Si en Afrique et en Amérique latine, l'implantation des entreprises chinoises leur a permis d'exploiter les matières premières de ces continents, en Europe, les Chinois comptent faire valoir leur savoir-faire en matière de grandes infrastructures à des prix imbattables et à la barbe des réformes budgétaires négociées entre les Etats et le FMI. En Europe, les grands groupes nationaux chinois attaquent par la périphérie : le gouvernement de Pékin a déjà conclu des accords "stratégiques" avec la Moldavie et la Serbie. Dans ce cadre, la Chine doit attribuer un crédit préférentiel d’un milliard de dollars [680 millions d'euros] à la Moldavie, en contrepartie duquel le plus grand groupe de construction chinois, China Overseas Engineering Group (Covec), doit recevoir d’énormes commandes publiques.

En Afrique, en Asie et en Amérique latine, la Chine avait déjà acheté, pour des milliards, un accès aux matières premières locales et aux grands projets d’infrastructures. Cette pratique a fait l'objet de critiques répétées de la part des hommes politiques locaux et des agences d’aide au développement. Ceux-ci reprochent au "néocolonialisme chinois" d'avoir mis entre parenthèses à coups de crédits, sans conditions, les réformes économiques, sociales et politiques que nombre de responsables occidentaux considéraient comme urgentes et nécessaires. En contrepartie de l'aide chinoise, des pays comme la Macédoine et le Costa Rica ont dû interrompre leurs relations avec Taïwan, dont la Chine se refuse à reconnaître l'indépendance.

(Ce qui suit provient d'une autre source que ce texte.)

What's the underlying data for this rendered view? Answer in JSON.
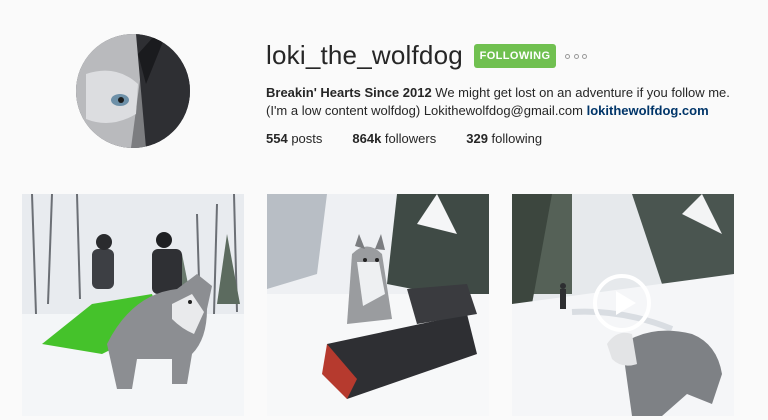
{
  "profile": {
    "username": "loki_the_wolfdog",
    "follow_label": "FOLLOWING",
    "bio_name": "Breakin' Hearts Since 2012",
    "bio_text_1": " We might get lost on an adventure if you follow me.",
    "bio_text_2": "(I'm a low content wolfdog) Lokithewolfdog@gmail.com ",
    "website": "lokithewolfdog.com"
  },
  "stats": {
    "posts_count": "554",
    "posts_label": " posts",
    "followers_count": "864k",
    "followers_label": " followers",
    "following_count": "329",
    "following_label": " following"
  },
  "posts": [
    {
      "kind": "photo"
    },
    {
      "kind": "photo"
    },
    {
      "kind": "video",
      "icon": "play-icon"
    }
  ],
  "colors": {
    "follow_button": "#70c050",
    "link": "#003569",
    "background": "#fafafa"
  }
}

Taiwan et le Kosovo au coeur du partenariat sino-serbe

En Europe, la Chine poursuit donc son expansion. Depuis l’accord de collaboration stratégique passé entre le président serbe Boris Tadic et le chef de l’Etat chinois Hu Jintao, les deux parties discutent désormais d’un crédit préférentiel accordé par la Chine en vue de la construction d’un pont sur le Danube et de route, pour un montant total de 200 millions d’euros, ainsi que de l’extension de plusieurs ports, de la création d’une zone économique spéciale et de projets d’armement. Au fil de cette coopération, il a également été convenu que la Chine ne reconnaîtrait pas le Kosovo, la province sécessionniste de la Serbie, et que, de son côté, la Serbie en ferait de même pour Taïwan. "La Chine devient une puissance de premier plan dans l’économie mondiale. Un partenariat stratégique avec un tel pays est donc judicieux", a affirmé Tadic après la signature du contrat. En revanche, l'opposant Dusan Prorokovic, a critiqué cet accord, car il sera à l'origine d'un "endettement inadmissible".

En Ukraine aussi, la Chine négocie l’octroi de crédits avantageux, alors que le parti du Premier ministre Ioulia Timochenko discute de la mise en place d'une coopération avec le Parti communiste chinois. Comme en Serbie, les crédits préférentiels accordés par Pékin posent problème, car ces pays venaient de signer avec le FMI des programmes d’aide portant sur plusieurs milliards, pour lesquels ils devaient présenter un plan d'économies budgetaires. A ce sujet, Volker Perthes, le chef de la Stiftung für Wissenschaft und Politik (Fondation pour la science et la poltique, SWP) estime que que "de telles avancées sapent le FMI", ajoutant que la Chine, "comme elle l’a déjà fait en Afrique", attribue des crédits importants à des conditions économiquement non rationnelles et que cela rend "le travail du FMI, de la Banque mondiale et des aides au développement plus difficile".

Prix défiant toute concurrence occidentale

En Pologne, le groupe de construction Covec fait du dumping pour tenter de s'imposer sur le marché de la construction de routes, qui s’élèvera à environ 40 milliards d’euros d’ici le Championnat d’Europe de football en 2012. Covec a ainsi déjà remporté ses deux premiers appels d’offres pour la construction d’autoroutes dans l'UE. Il s’agit de tronçons de la nouvelle autoroute A2, qui relie Varsovie à Lodz. Le groupe public chinois a décroché les contrats face à des concurrents occidentaux renommés, car le prix au kilomètre proposé – entre 6,3 et 6,5 millions d’euros – était de 60% inférieur au prix de l’appel d’offres et nettement moins élevé que la proposition faite par les groupes de construction polonais PBG et irlandais SRB Civil Engineering. A Varsovie, on se demande comment Covec pourra maintenir le prix convenu et s'il a l'intention d'importer de la main d’œuvre chinoise bon marché, comme c’est le cas dans les projets chinois en Afrique.